Another Powell River author has released a first book.
Evelyn Nwaeze always had the idea for a book in mind and attempted to write it 10 years ago, however, it was put on the shelf for a few years before she revisited the idea.
Reflections: Pain in the Tunnel is a true story about overcoming past grief and trauma with an undertone of resilience. The book covers the stages of healing and is written in retrospect.
“It’s my first book and it’s quite personal to me. It’s about the struggle of two orphans; it captures their journey as they walk through life trying to navigate life on their own in the hope of a better day,” said Nwaeze. “We’ve been fortunate enough that recently we were number six on Amazon based on new releases in our genre of grief and pain. That was really nice.”
Nwaeze has received positive feedback from people who can relate to the narrator in the book and isn’t opposed to the idea of doing some motivational speaking.
“I’m really delighted and excited. There is a community out there and I didn’t quite know,” she said. “The story can actually motivate people, not just in grief but in general. You do not have to give up in any situation, you don’t have to let yourself down if things aren’t going well. You have the power to pick yourself up, dust yourself off and start moving.”

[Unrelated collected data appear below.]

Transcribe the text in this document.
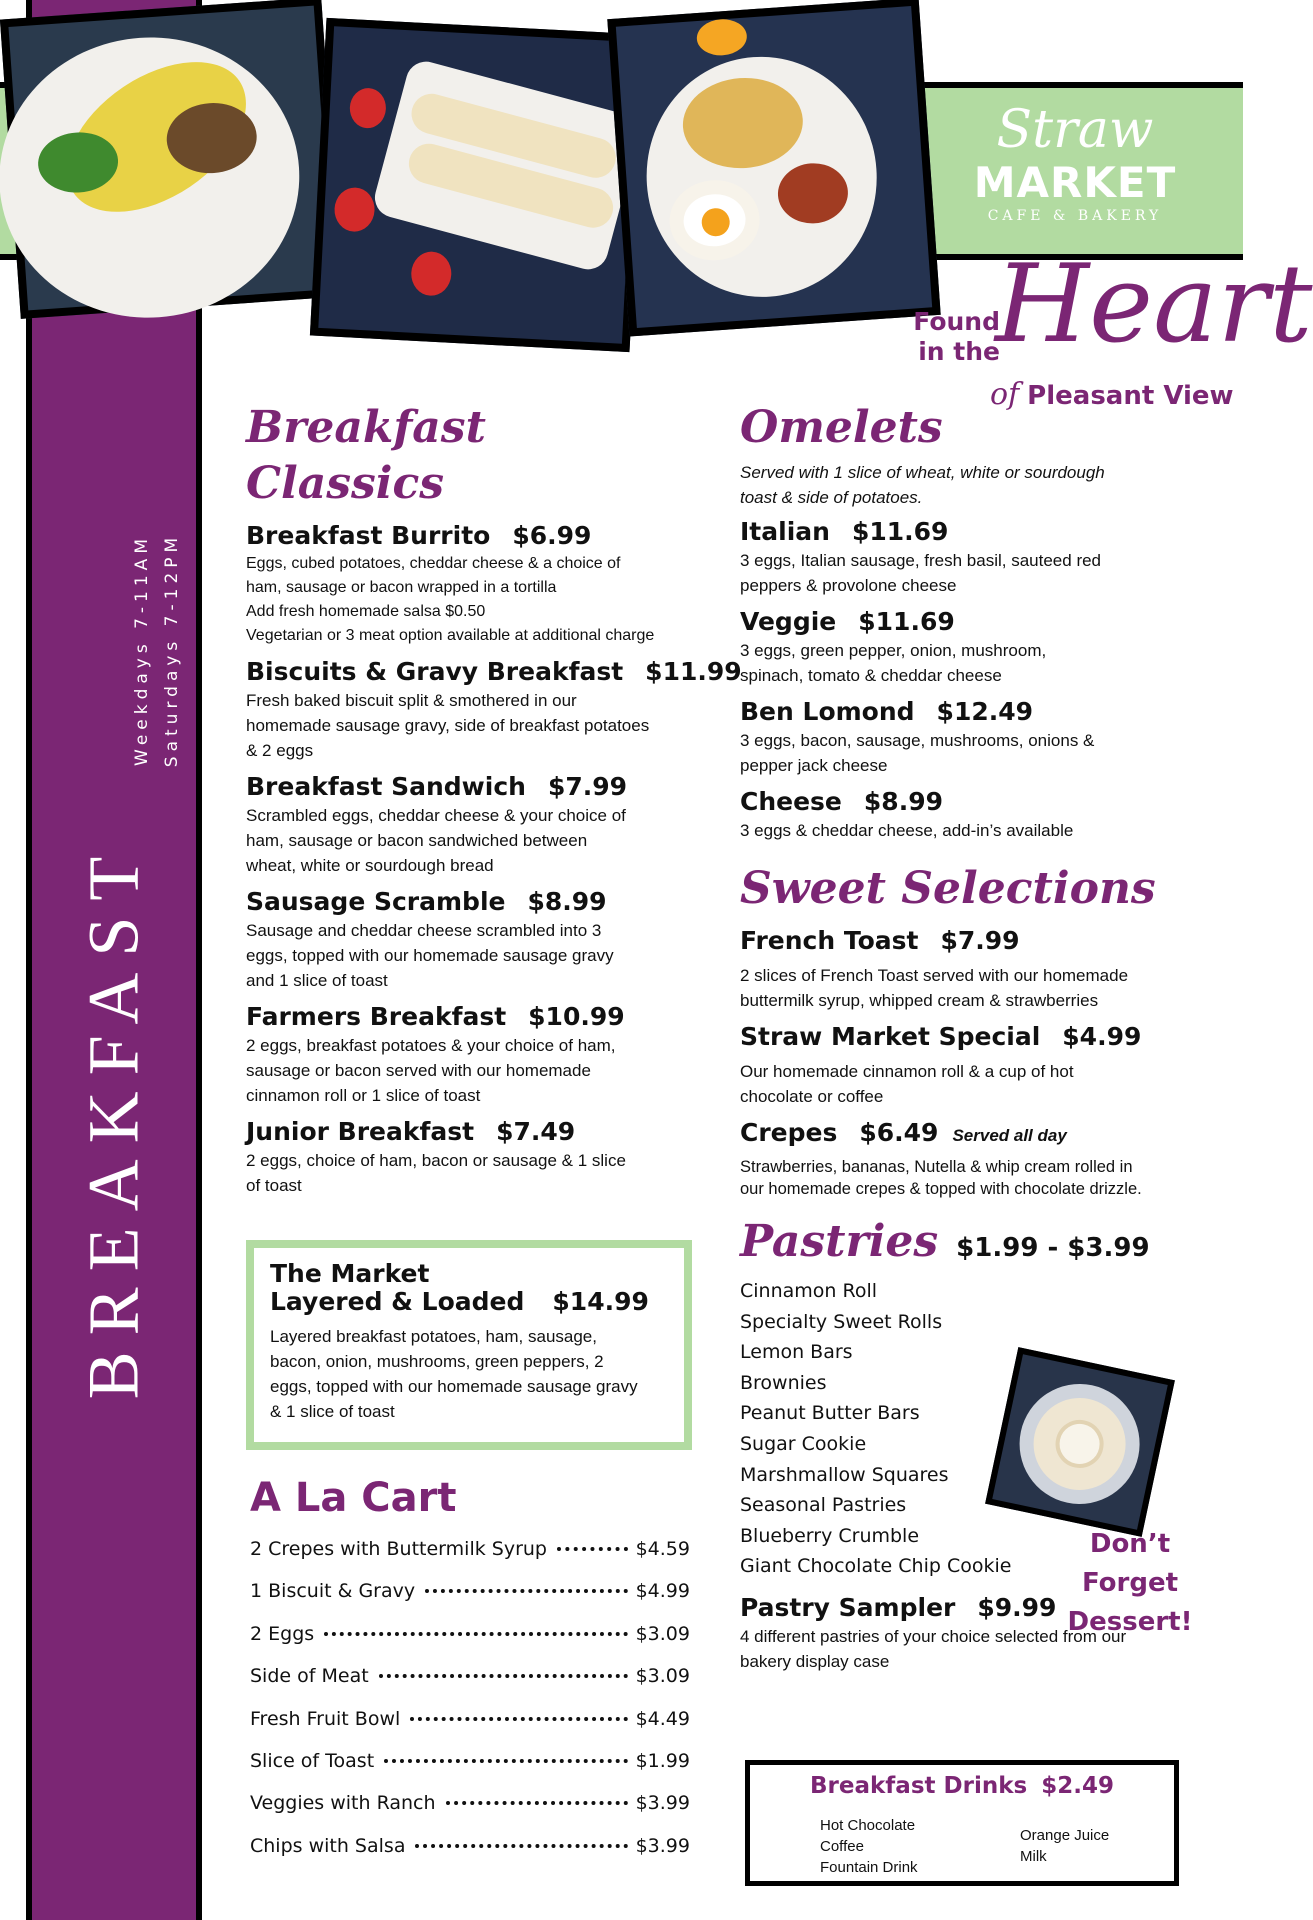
Weekdays 7-11AM Saturdays 7-12PM
BREAKFAST
Straw
MARKET
CAFE & BAKERY
Found in the
Heart
of Pleasant View
Breakfast Classics
Breakfast Burrito $6.99
Eggs, cubed potatoes, cheddar cheese & a choice of
ham, sausage or bacon wrapped in a tortilla
Add fresh homemade salsa $0.50
Vegetarian or 3 meat option available at additional charge
Biscuits & Gravy Breakfast $11.99
Fresh baked biscuit split & smothered in our
homemade sausage gravy, side of breakfast potatoes
& 2 eggs
Breakfast Sandwich $7.99
Scrambled eggs, cheddar cheese & your choice of
ham, sausage or bacon sandwiched between
wheat, white or sourdough bread
Sausage Scramble $8.99
Sausage and cheddar cheese scrambled into 3
eggs, topped with our homemade sausage gravy
and 1 slice of toast
Farmers Breakfast $10.99
2 eggs, breakfast potatoes & your choice of ham,
sausage or bacon served with our homemade
cinnamon roll or 1 slice of toast
Junior Breakfast $7.49
2 eggs, choice of ham, bacon or sausage & 1 slice
of toast
The Market
Layered & Loaded $14.99
Layered breakfast potatoes, ham, sausage,
bacon, onion, mushrooms, green peppers, 2
eggs, topped with our homemade sausage gravy
& 1 slice of toast
A La Cart
2 Crepes with Buttermilk Syrup	$4.59
1 Biscuit & Gravy	$4.99
2 Eggs	$3.09
Side of Meat	$3.09
Fresh Fruit Bowl	$4.49
Slice of Toast	$1.99
Veggies with Ranch	$3.99
Chips with Salsa	$3.99
Omelets
Served with 1 slice of wheat, white or sourdough
toast & side of potatoes.
Italian $11.69
3 eggs, Italian sausage, fresh basil, sauteed red
peppers & provolone cheese
Veggie $11.69
3 eggs, green pepper, onion, mushroom,
spinach, tomato & cheddar cheese
Ben Lomond $12.49
3 eggs, bacon, sausage, mushrooms, onions &
pepper jack cheese
Cheese $8.99
3 eggs & cheddar cheese, add-in’s available
Sweet Selections
French Toast $7.99
2 slices of French Toast served with our homemade
buttermilk syrup, whipped cream & strawberries
Straw Market Special $4.99
Our homemade cinnamon roll & a cup of hot
chocolate or coffee
Crepes $6.49 Served all day
Strawberries, bananas, Nutella & whip cream rolled in
our homemade crepes & topped with chocolate drizzle.
Pastries $1.99 - $3.99
Cinnamon Roll
Specialty Sweet Rolls
Lemon Bars
Brownies
Peanut Butter Bars
Sugar Cookie
Marshmallow Squares
Seasonal Pastries
Blueberry Crumble
Giant Chocolate Chip Cookie
Pastry Sampler $9.99
4 different pastries of your choice selected from our
bakery display case
Don’t
Forget
Dessert!
Breakfast Drinks $2.49
Hot Chocolate
Coffee
Fountain Drink
Orange Juice
Milk
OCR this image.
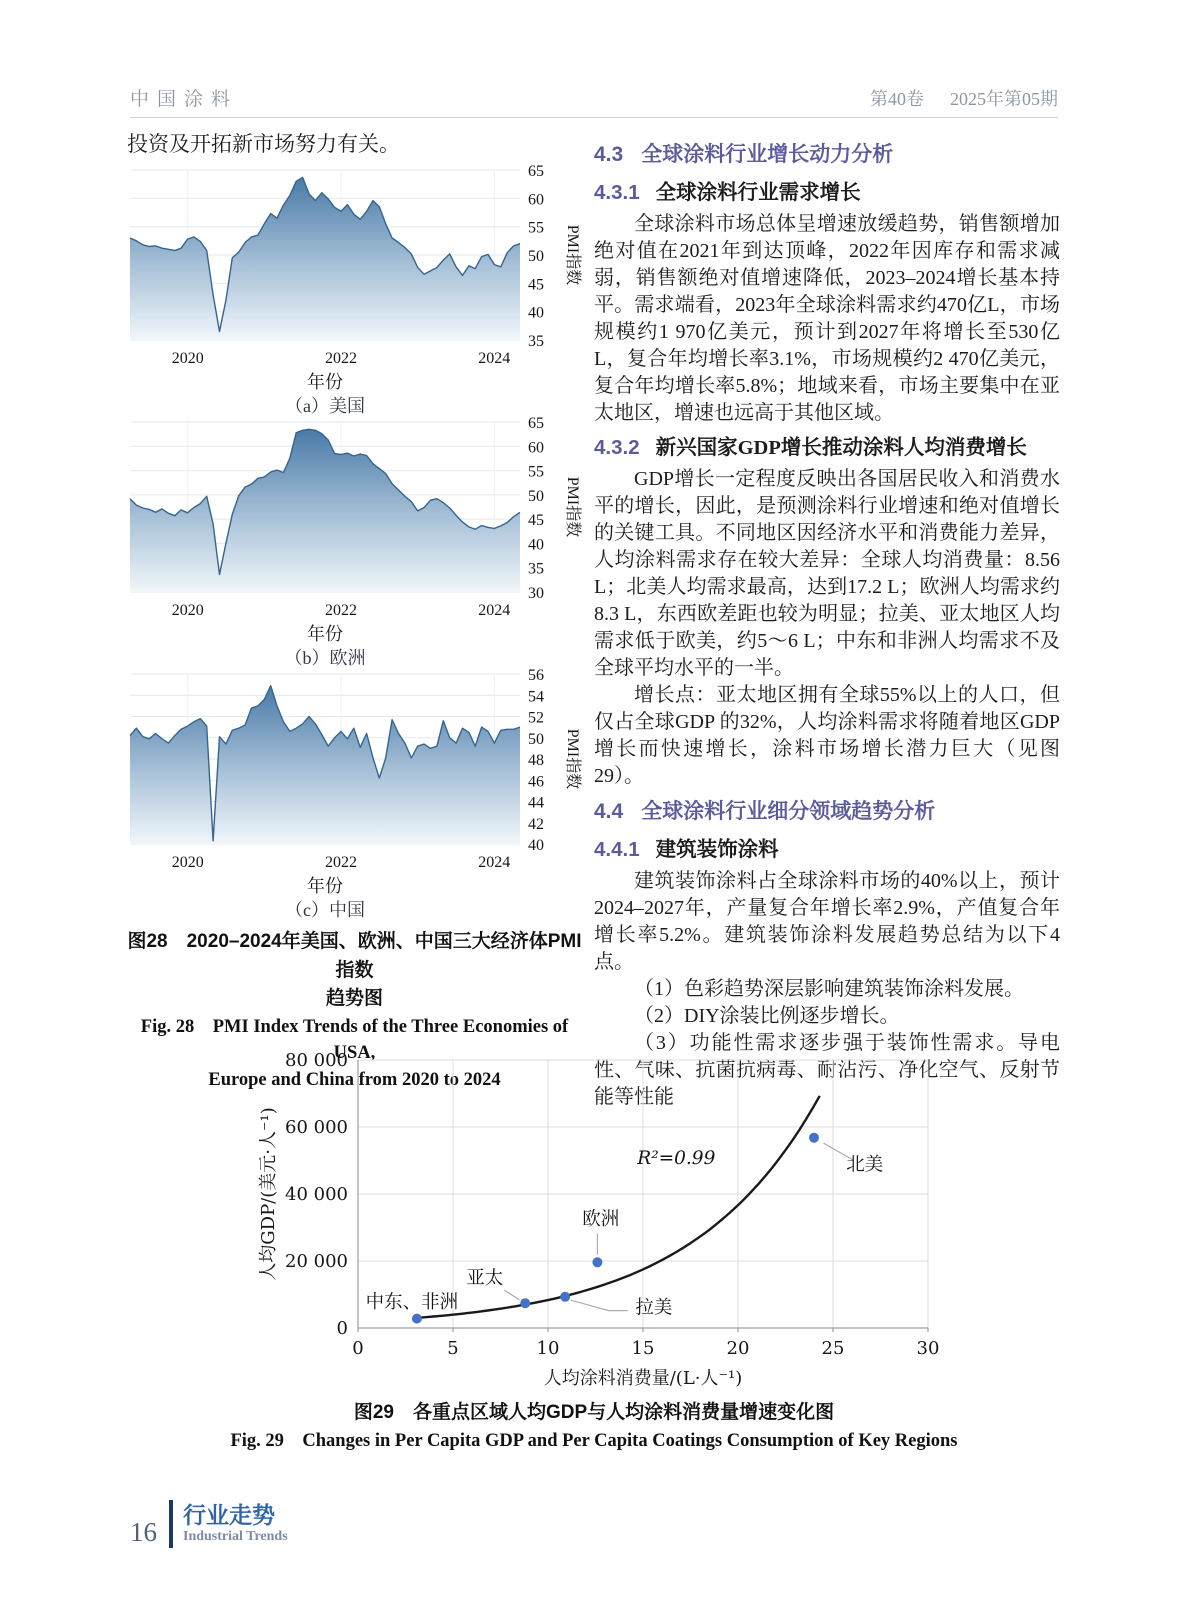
中国涂料	第40卷 2025年第05期

投资及开拓新市场努力有关。

35
40
45
50
55
60
65
PMI指数
2020	2022	2024
年份
（a）美国
30
35
40
45
50
55
60
65
PMI指数
2020	2022	2024
年份
（b）欧洲
40
42
44
46
48
50
52
54
56
PMI指数
2020	2022	2024
年份
（c）中国
图28　2020–2024年美国、欧洲、中国三大经济体PMI指数
趋势图
Fig. 28　PMI Index Trends of the Three Economies of USA,
Europe and China from 2020 to 2024
4.3 全球涂料行业增长动力分析
4.3.1 全球涂料行业需求增长

全球涂料市场总体呈增速放缓趋势，销售额增加绝对值在2021年到达顶峰，2022年因库存和需求减弱，销售额绝对值增速降低，2023–2024增长基本持平。需求端看，2023年全球涂料需求约470亿L，市场规模约1 970亿美元，预计到2027年将增长至530亿L，复合年均增长率3.1%，市场规模约2 470亿美元，复合年均增长率5.8%；地域来看，市场主要集中在亚太地区，增速也远高于其他区域。

4.3.2 新兴国家GDP增长推动涂料人均消费增长

GDP增长一定程度反映出各国居民收入和消费水平的增长，因此，是预测涂料行业增速和绝对值增长的关键工具。不同地区因经济水平和消费能力差异，人均涂料需求存在较大差异：全球人均消费量：8.56 L；北美人均需求最高，达到17.2 L；欧洲人均需求约8.3 L，东西欧差距也较为明显；拉美、亚太地区人均需求低于欧美，约5～6 L；中东和非洲人均需求不及全球平均水平的一半。

增长点：亚太地区拥有全球55%以上的人口，但仅占全球GDP 的32%，人均涂料需求将随着地区GDP增长而快速增长，涂料市场增长潜力巨大（见图29）。

4.4 全球涂料行业细分领域趋势分析
4.4.1 建筑装饰涂料

建筑装饰涂料占全球涂料市场的40%以上，预计2024–2027年，产量复合年增长率2.9%，产值复合年增长率5.2%。建筑装饰涂料发展趋势总结为以下4点。

（1）色彩趋势深层影响建筑装饰涂料发展。

（2）DIY涂装比例逐步增长。

（3）功能性需求逐步强于装饰性需求。导电性、气味、抗菌抗病毒、耐沾污、净化空气、反射节能等性能

中东、非洲
亚太
拉美
欧洲
北美
R²=0.99
0
20 000
40 000
60 000
80 000
0	5	10	15	20	25	30
人均GDP/(美元·人⁻¹)
人均涂料消费量/(L·人⁻¹)
图29　各重点区域人均GDP与人均涂料消费量增速变化图
Fig. 29　Changes in Per Capita GDP and Per Capita Coatings Consumption of Key Regions
16
行业走势
Industrial Trends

Nwaeze was born in Gaborone, Botswana, then moved to Zimbabwe when her parents were returning home. She moved to Dublin about the time she was ready to attend university. It was there she met and married her husband, Dr. Felix Nwaeze. Work opportunities brought the couple and their children to Canada in 2014 and eventually to Powell River in 2015.
“There are a lot of things I’m thankful for in this beautiful city and the way it has embraced us,” said Nwaeze. “The slowness actually reminded me that this is how life is supposed to be instead of fast-paced all the time. You can actually take a slower pace and enjoy it still."
Nwaeze said they still call Dublin home, but are starting to use that reference for Powell River.
“This is where we are at and we love it here, we really do,” she added. “Everybody is super nice and super warm. We just embraced it and we liked that kind of safety. We’ve been very privileged that we are here and that we are safe.”
As soon as the first book was finished there were already new ideas and plans for the next project.
“I will definitely be writing more books because it’s something I did and I’ve always loved challenges,” said Nwaeze. “It wasn’t easy, there was a lot of mind block of, ‘Oh my goodness what am I doing?’ I’m also trying to use two time dimensions; one is in retrospect looking back and the other one is ongoing life and the lack of seeing the joy and going back to those reflections.”
Nwaeze joked that it was difficult, and she was overwhelmed, but after learning how to do it, she won’t be using two different time dimensions again.
“The nicest part of writing is when your thoughts are nicely flowing and you literally can hear them in your head as you are typing, you can see the person in your head,” she said. “That was a fun part; that was the nicest part of it.”